Remember that old joke about the CEO on the plane who flips through the in-flight magazine and returns to the office with a new operational game plan for the IT department? Well…
“That’s not really a joke, that’s the reality of how these things happen sometimes,” Wasylishen said. “If the business says ‘This is what we need’ then it has to be done that way – and if three months later they tell us to move it all back then that’s what we have to do.
“That’s the reality.”
Wolchak ([email protected]) is a freelance journalist in Toronto.
Collocation: someone else’s headache
Beyond basic data centre design there is one other decision to make: do you want to host the hardware yourself or pay someone to manage the physical infrastructure for your severs.
In this latter plan, called collocation, a service provider houses your servers and delivers physical security, 24/7 monitoring, Internet connectivity, emergency parts replacement, and firewall, UPS and backup services.
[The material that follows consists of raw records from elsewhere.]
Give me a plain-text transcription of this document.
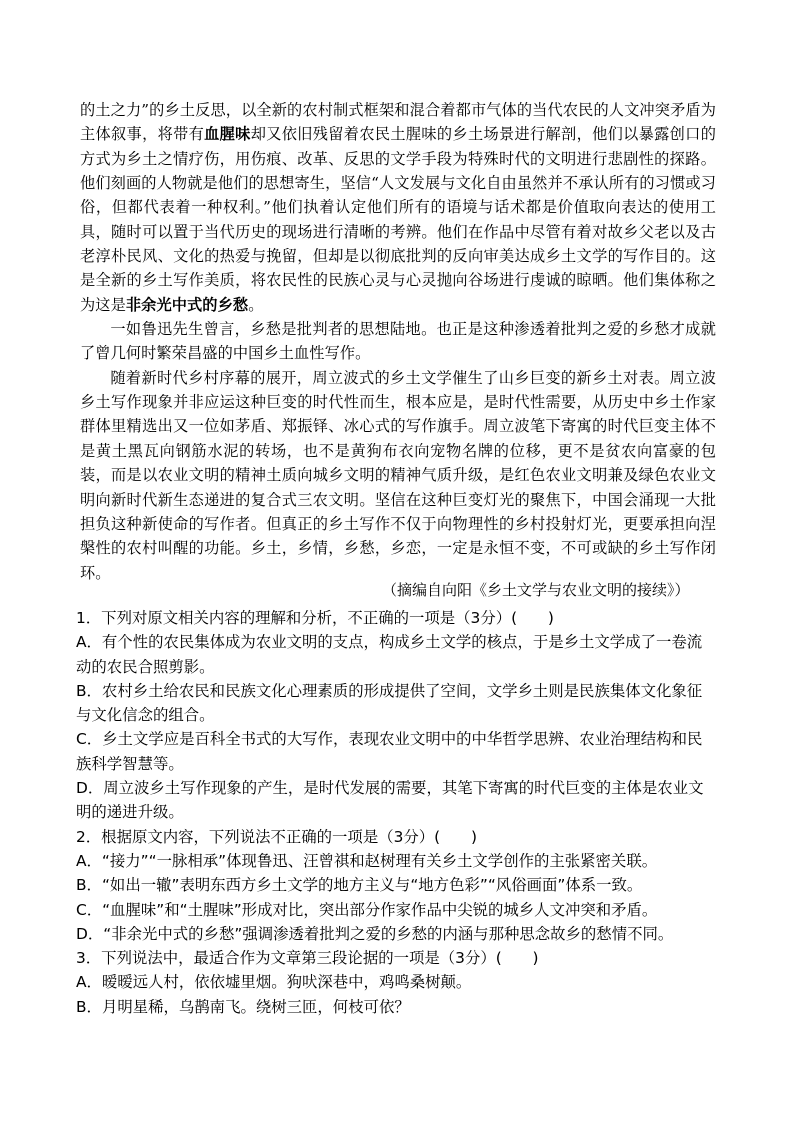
的土之力”的乡土反思，以全新的农村制式框架和混合着都市气体的当代农民的人文冲突矛盾为主体叙事，将带有血腥味却又依旧残留着农民土腥味的乡土场景进行解剖，他们以暴露创口的方式为乡土之情疗伤，用伤痕、改革、反思的文学手段为特殊时代的文明进行悲剧性的探路。他们刻画的人物就是他们的思想寄生，坚信“人文发展与文化自由虽然并不承认所有的习惯或习俗，但都代表着一种权利。”他们执着认定他们所有的语境与话术都是价值取向表达的使用工具，随时可以置于当代历史的现场进行清晰的考辨。他们在作品中尽管有着对故乡父老以及古老淳朴民风、文化的热爱与挽留，但却是以彻底批判的反向审美达成乡土文学的写作目的。这是全新的乡土写作美质，将农民性的民族心灵与心灵抛向谷场进行虔诚的晾晒。他们集体称之为这是非余光中式的乡愁。

一如鲁迅先生曾言，乡愁是批判者的思想陆地。也正是这种渗透着批判之爱的乡愁才成就了曾几何时繁荣昌盛的中国乡土血性写作。

随着新时代乡村序幕的展开，周立波式的乡土文学催生了山乡巨变的新乡土对表。周立波乡土写作现象并非应运这种巨变的时代性而生，根本应是，是时代性需要，从历史中乡土作家群体里精选出又一位如茅盾、郑振铎、冰心式的写作旗手。周立波笔下寄寓的时代巨变主体不是黄土黑瓦向钢筋水泥的转场，也不是黄狗布衣向宠物名牌的位移，更不是贫农向富豪的包装，而是以农业文明的精神土质向城乡文明的精神气质升级，是红色农业文明兼及绿色农业文明向新时代新生态递进的复合式三农文明。坚信在这种巨变灯光的聚焦下，中国会涌现一大批担负这种新使命的写作者。但真正的乡土写作不仅于向物理性的乡村投射灯光，更要承担向涅槃性的农村叫醒的功能。乡土，乡情，乡愁，乡恋，一定是永恒不变，不可或缺的乡土写作闭环。

（摘编自向阳《乡土文学与农业文明的接续》）

1．下列对原文相关内容的理解和分析，不正确的一项是（3分）(　　)

A．有个性的农民集体成为农业文明的支点，构成乡土文学的核点，于是乡土文学成了一卷流动的农民合照剪影。

B．农村乡土给农民和民族文化心理素质的形成提供了空间，文学乡土则是民族集体文化象征与文化信念的组合。

C．乡土文学应是百科全书式的大写作，表现农业文明中的中华哲学思辨、农业治理结构和民族科学智慧等。

D．周立波乡土写作现象的产生，是时代发展的需要，其笔下寄寓的时代巨变的主体是农业文明的递进升级。

2．根据原文内容，下列说法不正确的一项是（3分）(　　)

A．“接力”“一脉相承”体现鲁迅、汪曾祺和赵树理有关乡土文学创作的主张紧密关联。

B．“如出一辙”表明东西方乡土文学的地方主义与“地方色彩”“风俗画面”体系一致。

C．“血腥味”和“土腥味”形成对比，突出部分作家作品中尖锐的城乡人文冲突和矛盾。

D．“非余光中式的乡愁”强调渗透着批判之爱的乡愁的内涵与那种思念故乡的愁情不同。

3．下列说法中，最适合作为文章第三段论据的一项是（3分）(　　)

A．暧暧远人村，依依墟里烟。狗吠深巷中，鸡鸣桑树颠。

B．月明星稀，乌鹊南飞。绕树三匝，何枝可依？
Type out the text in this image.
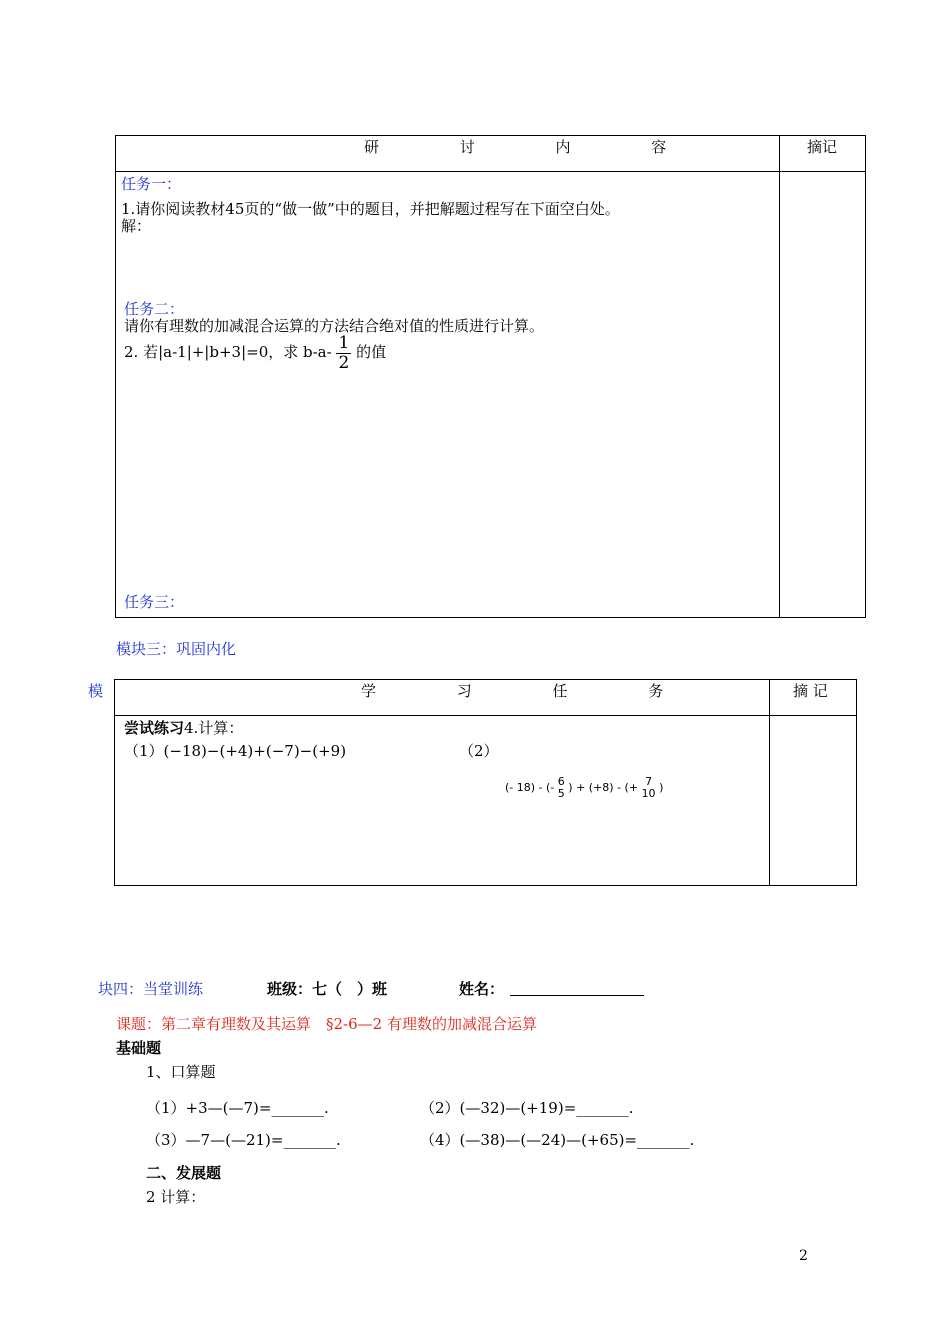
研 讨 内 容	摘记
任务一：
1.请你阅读教材45页的“做一做”中的题目，并把解题过程写在下面空白处。
解：
任务二：
请你有理数的加减混合运算的方法结合绝对值的性质进行计算。
2. 若|a-1|+|b+3|=0，求 $b-a- \frac{1}{2}$ 的值
任务三：
模块三：巩固内化
模	学 习 任 务	摘 记
尝试练习4.计算：
（1）(−18)−(+4)+(−7)−(+9)	（2）
(- 18) - (- 6
5 ) + (+8) - (+ 7
10 )
块四：当堂训练	班级：七（　）班	姓名：
课题：第二章有理数及其运算　§2-6—2 有理数的加减混合运算
基础题
1、口算题
（1）+3—(—7)=_______.	（2）(—32)—(+19)=_______.
（3）—7—(—21)=_______.	（4）(—38)—(—24)—(+65)=_______.
二、发展题
2 计算：
2
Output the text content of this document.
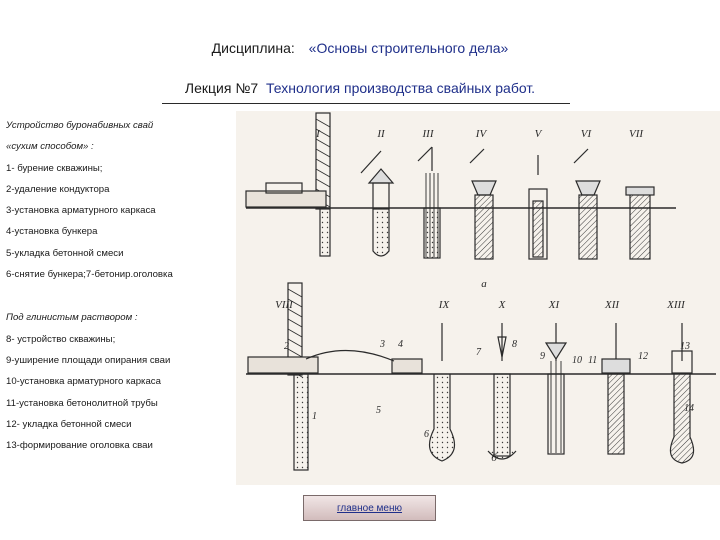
Дисциплина: «Основы строительного дела»
Лекция №7 Технология производства свайных работ.
Устройство буронабивных свай
«сухим способом» :
1- бурение скважины;
2-удаление кондуктора
3-установка арматурного каркаса
4-установка бункера
5-укладка бетонной смеси
6-снятие бункера;7-бетонир.оголовка
Под глинистым раствором :
8- устройство скважины;
9-уширение площади опирания сваи
10-установка арматурного каркаса
11-установка бетонолитной трубы
12- укладка бетонной смеси
13-формирование оголовка сваи
I	II	III	IV	V	VI	VII
а
VIII	IX	X	XI	XII	XIII
б
1
2	3 4
5
6
7
8
9	10 11	12
13
14
главное меню
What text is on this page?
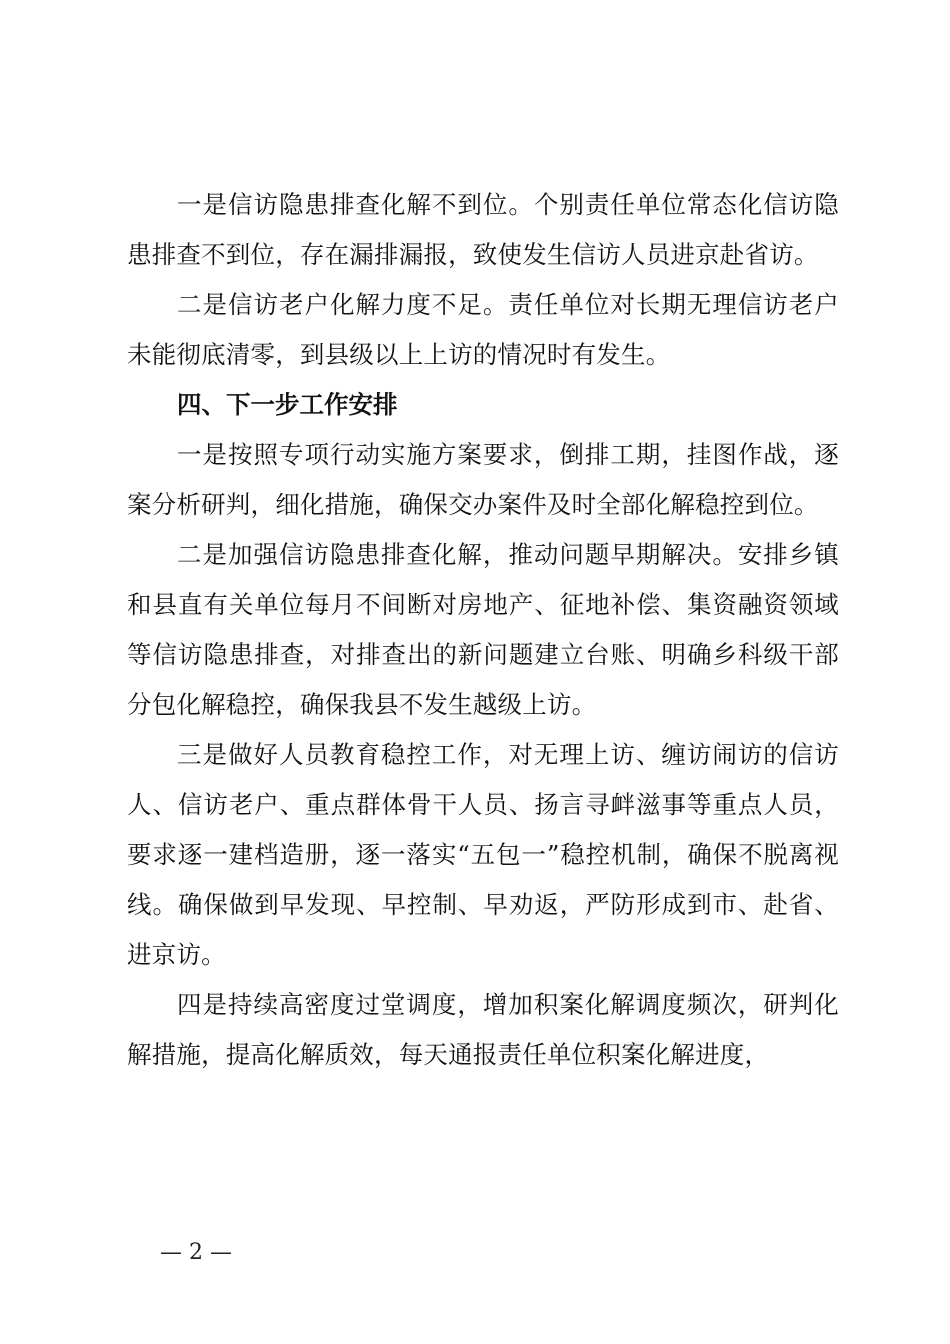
一是信访隐患排查化解不到位。个别责任单位常态化信访隐患排查不到位，存在漏排漏报，致使发生信访人员进京赴省访。

二是信访老户化解力度不足。责任单位对长期无理信访老户未能彻底清零，到县级以上上访的情况时有发生。

四、下一步工作安排

一是按照专项行动实施方案要求，倒排工期，挂图作战，逐案分析研判，细化措施，确保交办案件及时全部化解稳控到位。

二是加强信访隐患排查化解，推动问题早期解决。安排乡镇和县直有关单位每月不间断对房地产、征地补偿、集资融资领域等信访隐患排查，对排查出的新问题建立台账、明确乡科级干部分包化解稳控，确保我县不发生越级上访。

三是做好人员教育稳控工作，对无理上访、缠访闹访的信访人、信访老户、重点群体骨干人员、扬言寻衅滋事等重点人员，要求逐一建档造册，逐一落实“五包一”稳控机制，确保不脱离视线。确保做到早发现、早控制、早劝返，严防形成到市、赴省、进京访。

四是持续高密度过堂调度，增加积案化解调度频次，研判化解措施，提高化解质效，每天通报责任单位积案化解进度，

— 2 —
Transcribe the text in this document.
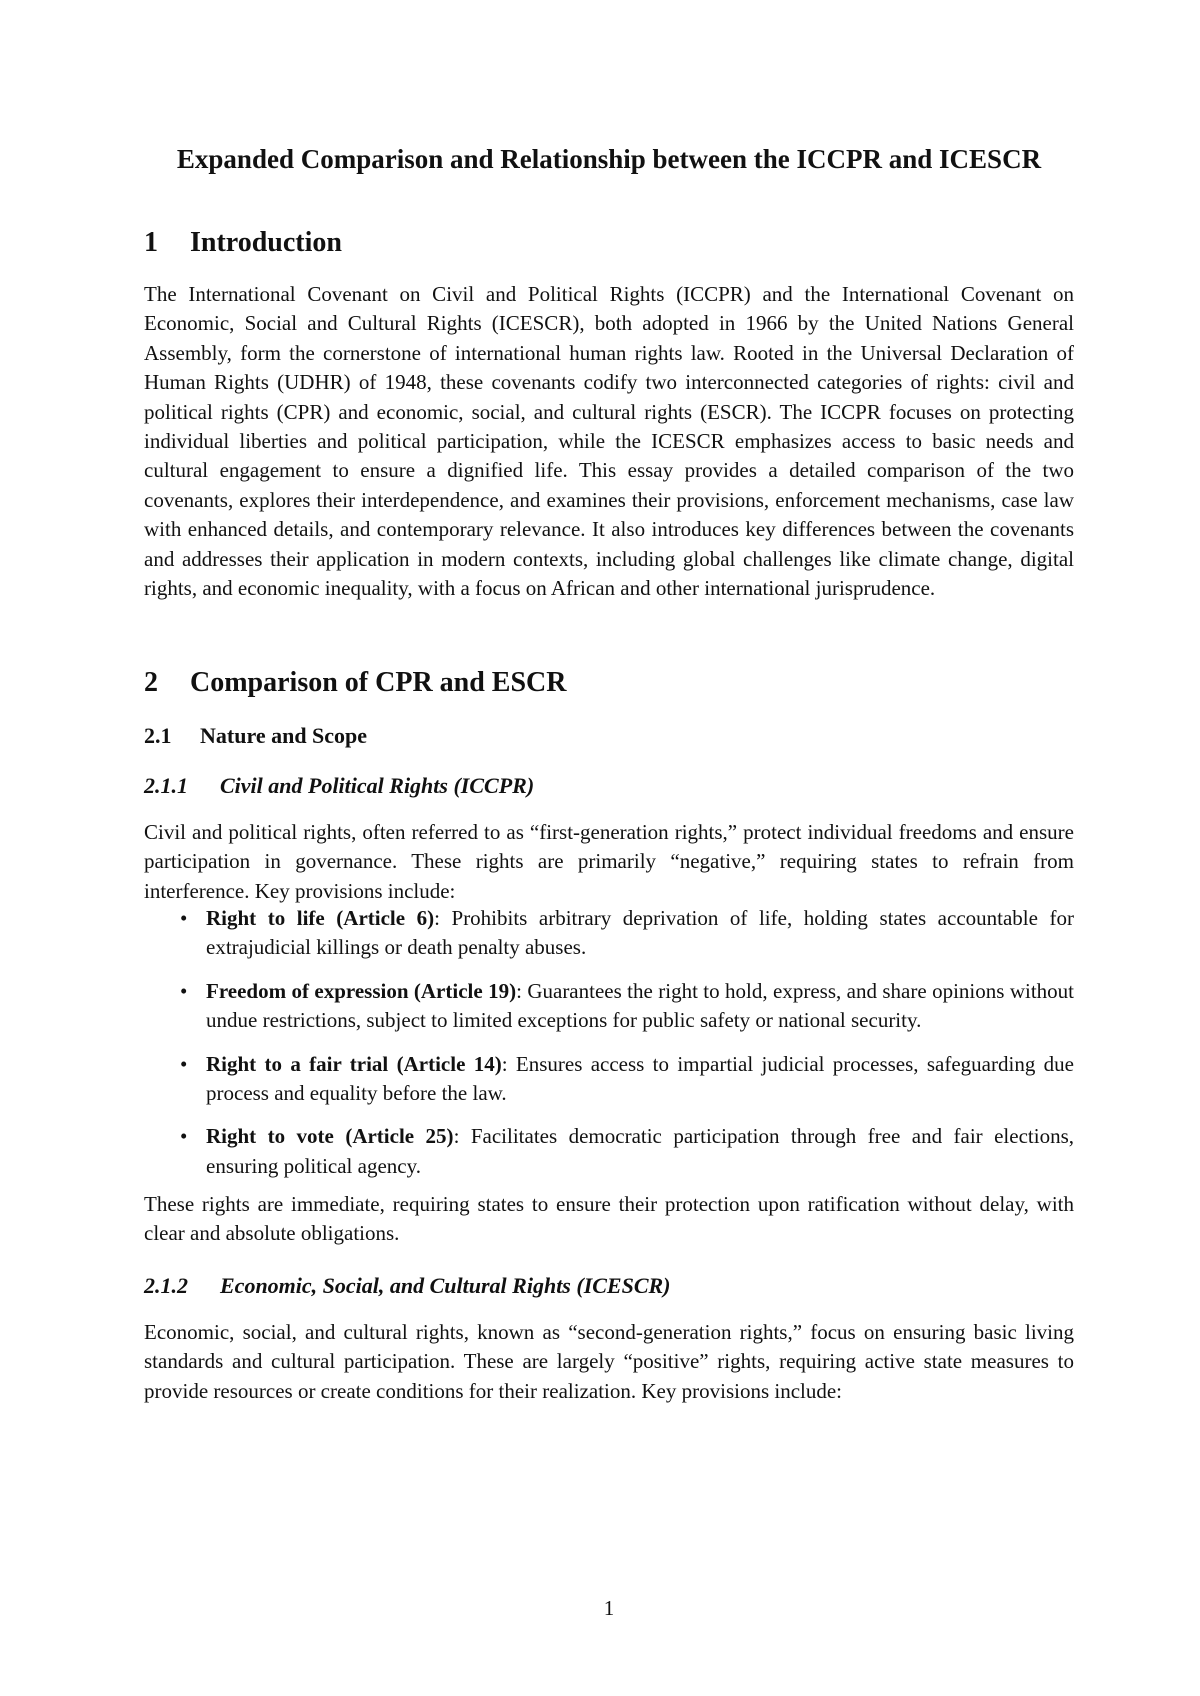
Expanded Comparison and Relationship between the ICCPR and ICESCR
1 Introduction

The International Covenant on Civil and Political Rights (ICCPR) and the International Covenant on Economic, Social and Cultural Rights (ICESCR), both adopted in 1966 by the United Nations General Assembly, form the cornerstone of international human rights law. Rooted in the Universal Declaration of Human Rights (UDHR) of 1948, these covenants codify two interconnected categories of rights: civil and political rights (CPR) and economic, social, and cultural rights (ESCR). The ICCPR focuses on protecting individual liberties and political participation, while the ICESCR emphasizes access to basic needs and cultural engagement to ensure a dignified life. This essay provides a detailed comparison of the two covenants, explores their interdependence, and examines their provisions, enforcement mechanisms, case law with enhanced details, and contemporary relevance. It also introduces key differences between the covenants and addresses their application in modern contexts, including global challenges like climate change, digital rights, and economic inequality, with a focus on African and other international jurisprudence.

2 Comparison of CPR and ESCR
2.1 Nature and Scope
2.1.1 Civil and Political Rights (ICCPR)

Civil and political rights, often referred to as “first-generation rights,” protect individual freedoms and ensure participation in governance. These rights are primarily “negative,” requiring states to refrain from interference. Key provisions include:

• Right to life (Article 6): Prohibits arbitrary deprivation of life, holding states accountable for extrajudicial killings or death penalty abuses.
• Freedom of expression (Article 19): Guarantees the right to hold, express, and share opinions without undue restrictions, subject to limited exceptions for public safety or national security.
• Right to a fair trial (Article 14): Ensures access to impartial judicial processes, safeguarding due process and equality before the law.
• Right to vote (Article 25): Facilitates democratic participation through free and fair elections, ensuring political agency.

These rights are immediate, requiring states to ensure their protection upon ratification without delay, with clear and absolute obligations.

2.1.2 Economic, Social, and Cultural Rights (ICESCR)

Economic, social, and cultural rights, known as “second-generation rights,” focus on ensuring basic living standards and cultural participation. These are largely “positive” rights, requiring active state measures to provide resources or create conditions for their realization. Key provisions include:

1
“Farming out this work is easier and cheaper than doing it yourself, and you off-load accountability from your over-stressed IT people to someone for whom it’s the core responsibility,” said Ovum Ltd. senior analyst Christina Kasica in Wakefield Mass.
Kasica also said those who outsource typically cut hosting costs by 50 per cent, compared to doing it themselves, and achieve improved uptime and reliability.
Osama Arafat, CEO of Q9 Networks in Toronto, said adding up hardware and maintenance costs alone can justify the decision to outsource data centre management.
“With back-up systems, for example, there are two kinds: there are basic $3,000 ones and $30,000 ones, without much in between. Then there is load balancing and having the right hardware. For example, a lot of machines have dual power supplies, which is great, but the big problem is that when one power supply goes out, the other one kicks in, and the machine continues to work (and the failure goes unnoticed). Unless you go in to check daily to see what’s going on, the next time you find out there’s a problem is when the second supply dies.
“If you add up the costs to do all that, it’s ridiculous. Q9 Networks was created to offer everything I’ve just described at a fraction of the cost of doing it yourself.”
Beyond dollar savings, Arafat said, is peace of mind, and he points to Q9 customer Noranda Inc. as an example. “They pay for managed firewalls, managed servers, managed tape back-up, everything is managed. We configure the operating system, we spare the servers so if something blows up we have a replacement, we monitor it so anything that goes wrong raises an alarm in the Network Operations Centre, and if there is any other problem we will service the server on a [24/7] basis. From a customer perspective, this is a platform to put their application on and all they have to know is it will never go down.”
But for all the advantages of collocation, Ovum’s Kasica said buyers need to beware: many firms have failed to deliver satisfactory levels of service, and an industry shakeout may be coming.